The need to match area frame reporting units with the list frame requires taking extreme care when recording names and addresses, to avoid errors. A misspelled name may result in an area reporting unit being assigned to the wrong name, or require a follow-up interview.
Non-response is especially acute when used in a multiple frame design, especially for the area frame. Because the area frame tract or area surrounding a data point can be observed and measured, the results for non-response are robust. However, in multiple frame design, it is essential that a name be associated with the area tract. The difficulty of assigning names where there is non-response is a major source of non-sampling error in multiple frame sample surveys. A list and area multiple frame sampling design should yield more efficient and robust estimators than use of an area frame alone. If the list frame is not constructed carefully or is not updated, outliers can occur if rare or large farms are missing from the list and appear in the area non-overlap domain. If the large farms were on the list frame,
its design-based expansion factor would be very small; however, a large expansion factor would arise in the area frame’s non-overlap domain.

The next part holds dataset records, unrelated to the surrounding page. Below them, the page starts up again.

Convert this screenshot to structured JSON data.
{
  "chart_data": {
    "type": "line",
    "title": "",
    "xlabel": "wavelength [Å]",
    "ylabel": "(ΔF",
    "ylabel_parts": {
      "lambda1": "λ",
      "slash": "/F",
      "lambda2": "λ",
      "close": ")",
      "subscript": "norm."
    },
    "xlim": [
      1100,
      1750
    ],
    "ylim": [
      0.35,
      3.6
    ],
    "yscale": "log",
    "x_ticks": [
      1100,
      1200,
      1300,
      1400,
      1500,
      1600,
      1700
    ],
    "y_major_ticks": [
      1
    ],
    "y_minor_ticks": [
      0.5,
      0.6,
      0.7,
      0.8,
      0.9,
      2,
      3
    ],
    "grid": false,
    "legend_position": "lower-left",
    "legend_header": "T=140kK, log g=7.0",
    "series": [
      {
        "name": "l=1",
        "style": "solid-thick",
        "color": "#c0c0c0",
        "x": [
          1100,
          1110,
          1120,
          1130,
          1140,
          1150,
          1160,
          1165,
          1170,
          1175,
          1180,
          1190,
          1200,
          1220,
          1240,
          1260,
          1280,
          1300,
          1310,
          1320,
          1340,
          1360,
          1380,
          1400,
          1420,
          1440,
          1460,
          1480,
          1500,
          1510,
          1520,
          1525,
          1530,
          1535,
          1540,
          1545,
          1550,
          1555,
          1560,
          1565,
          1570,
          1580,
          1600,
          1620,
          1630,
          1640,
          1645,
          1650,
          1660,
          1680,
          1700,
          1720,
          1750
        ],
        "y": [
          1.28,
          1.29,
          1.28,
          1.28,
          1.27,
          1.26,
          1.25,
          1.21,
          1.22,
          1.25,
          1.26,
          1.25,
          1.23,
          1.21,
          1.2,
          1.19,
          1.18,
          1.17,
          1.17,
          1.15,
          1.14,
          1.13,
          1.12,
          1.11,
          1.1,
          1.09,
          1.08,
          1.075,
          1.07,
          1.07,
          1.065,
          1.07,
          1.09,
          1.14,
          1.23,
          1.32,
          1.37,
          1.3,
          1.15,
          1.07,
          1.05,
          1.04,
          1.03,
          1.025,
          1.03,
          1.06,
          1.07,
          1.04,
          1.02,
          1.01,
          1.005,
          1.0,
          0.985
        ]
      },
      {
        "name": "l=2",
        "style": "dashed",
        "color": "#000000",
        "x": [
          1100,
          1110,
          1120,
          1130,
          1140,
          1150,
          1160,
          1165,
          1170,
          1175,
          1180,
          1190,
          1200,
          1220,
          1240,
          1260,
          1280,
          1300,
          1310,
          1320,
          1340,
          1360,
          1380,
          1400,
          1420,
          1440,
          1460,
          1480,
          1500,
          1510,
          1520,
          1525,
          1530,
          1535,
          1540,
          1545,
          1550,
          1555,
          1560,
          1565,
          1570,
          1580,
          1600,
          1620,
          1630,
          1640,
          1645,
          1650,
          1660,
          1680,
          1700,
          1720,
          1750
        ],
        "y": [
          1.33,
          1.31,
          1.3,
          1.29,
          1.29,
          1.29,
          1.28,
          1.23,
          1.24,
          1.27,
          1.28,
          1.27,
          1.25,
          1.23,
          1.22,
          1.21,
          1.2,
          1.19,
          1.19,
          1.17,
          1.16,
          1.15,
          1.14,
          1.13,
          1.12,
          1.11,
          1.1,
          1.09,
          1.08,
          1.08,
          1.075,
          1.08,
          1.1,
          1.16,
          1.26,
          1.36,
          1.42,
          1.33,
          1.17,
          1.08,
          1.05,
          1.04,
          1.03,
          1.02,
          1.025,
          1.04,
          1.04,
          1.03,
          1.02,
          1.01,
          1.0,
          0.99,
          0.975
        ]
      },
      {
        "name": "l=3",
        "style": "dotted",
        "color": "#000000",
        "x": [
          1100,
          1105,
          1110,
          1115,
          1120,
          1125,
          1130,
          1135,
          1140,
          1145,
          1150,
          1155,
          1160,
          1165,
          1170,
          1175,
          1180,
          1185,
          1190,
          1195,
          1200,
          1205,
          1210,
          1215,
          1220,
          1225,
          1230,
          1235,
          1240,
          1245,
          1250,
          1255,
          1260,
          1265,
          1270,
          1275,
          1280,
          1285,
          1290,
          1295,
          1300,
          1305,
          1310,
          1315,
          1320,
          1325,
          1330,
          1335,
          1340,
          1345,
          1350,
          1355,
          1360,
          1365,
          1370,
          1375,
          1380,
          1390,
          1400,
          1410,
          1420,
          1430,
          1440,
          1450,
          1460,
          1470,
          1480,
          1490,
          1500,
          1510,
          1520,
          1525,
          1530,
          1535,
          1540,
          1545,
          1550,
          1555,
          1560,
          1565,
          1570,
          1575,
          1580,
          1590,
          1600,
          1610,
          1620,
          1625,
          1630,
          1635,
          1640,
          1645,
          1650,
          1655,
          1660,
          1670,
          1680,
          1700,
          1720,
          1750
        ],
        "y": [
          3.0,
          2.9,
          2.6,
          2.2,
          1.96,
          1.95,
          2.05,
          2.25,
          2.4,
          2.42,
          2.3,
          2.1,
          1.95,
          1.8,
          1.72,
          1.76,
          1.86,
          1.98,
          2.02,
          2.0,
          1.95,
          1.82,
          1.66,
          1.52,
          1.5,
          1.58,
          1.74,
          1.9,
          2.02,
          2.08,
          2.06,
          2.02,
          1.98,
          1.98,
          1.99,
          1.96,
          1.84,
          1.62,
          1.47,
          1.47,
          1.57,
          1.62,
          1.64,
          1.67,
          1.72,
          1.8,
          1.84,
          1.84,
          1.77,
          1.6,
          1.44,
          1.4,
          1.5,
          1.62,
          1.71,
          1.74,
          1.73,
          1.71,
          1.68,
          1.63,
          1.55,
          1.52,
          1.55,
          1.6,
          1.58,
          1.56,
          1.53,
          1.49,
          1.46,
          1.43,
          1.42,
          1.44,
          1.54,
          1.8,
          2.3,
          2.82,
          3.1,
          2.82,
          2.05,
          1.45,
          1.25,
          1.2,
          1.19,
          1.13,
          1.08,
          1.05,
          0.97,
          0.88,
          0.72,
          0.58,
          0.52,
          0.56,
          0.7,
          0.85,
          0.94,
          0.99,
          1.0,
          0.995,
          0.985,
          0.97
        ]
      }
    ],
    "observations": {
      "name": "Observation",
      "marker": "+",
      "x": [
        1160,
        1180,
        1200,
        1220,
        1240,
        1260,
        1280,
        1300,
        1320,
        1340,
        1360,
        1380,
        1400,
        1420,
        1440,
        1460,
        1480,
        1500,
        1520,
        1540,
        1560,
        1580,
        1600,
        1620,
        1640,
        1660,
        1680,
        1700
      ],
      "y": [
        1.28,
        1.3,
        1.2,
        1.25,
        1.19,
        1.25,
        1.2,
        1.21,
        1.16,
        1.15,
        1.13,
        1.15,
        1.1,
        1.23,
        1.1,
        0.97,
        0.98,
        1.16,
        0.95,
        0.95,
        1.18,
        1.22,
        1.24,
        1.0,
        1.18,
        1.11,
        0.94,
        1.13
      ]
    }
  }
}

A common problem is the temptation to make the list as large as possible to avoid the occurrence of outliers. However, the larger the list, the more subject it is to duplication. The smaller the list, the easier it is to avoid duplication and to determine the non-overlap domain.
Another common problem is the temptation to add names found in the area frame survey to the list frame. These additions introduce a downward bias, because the estimation probabilities have been changed (reduced) when added to the list.
To determine the domains, it must first be assumed that every farm or household included in the list frame has a chance of being selected in the area frame sample. The area frame sample then includes two domains: those that are not on the list (non-overlap) and those that are on the list (overlap). An essential point is that the identification of the two area frame domains must be based on the area frame sampled units, and not on the entire area frame. As stated before, the area frame sampling unit is land-based. The survey process must associate names of farm operators and/or households with each sampled unit of land. This provides a listing of names associated with the area frame sample that is to be matched with the entire list frame (not the list sample, but the entire list frame). The accuracy of this matching process depends on the quality of the data collection effort from the area frame side, and the quality of the list frame development process. If the name associated with an area frame reporting unit is also on the list frame, then the area frame unit is on the overlap domain. This requires assuming that the name on the list would report for the same unit of land selected in the area frame sample. If the name associated with the area frame reporting unit cannot be found on the list frame, then that area frame reporting unit is in the non-overlap domain. If a name from the area frame does not match a list frame name exactly, but is close, then it may be possible to compare addresses or secondary names associated with the reporting units. In some cases, it may be necessary to return to the area frame reporting unit to obtain additional information to determine the overlap status. This is an exacting process, in which errors in classification add error and/or bias to the estimators.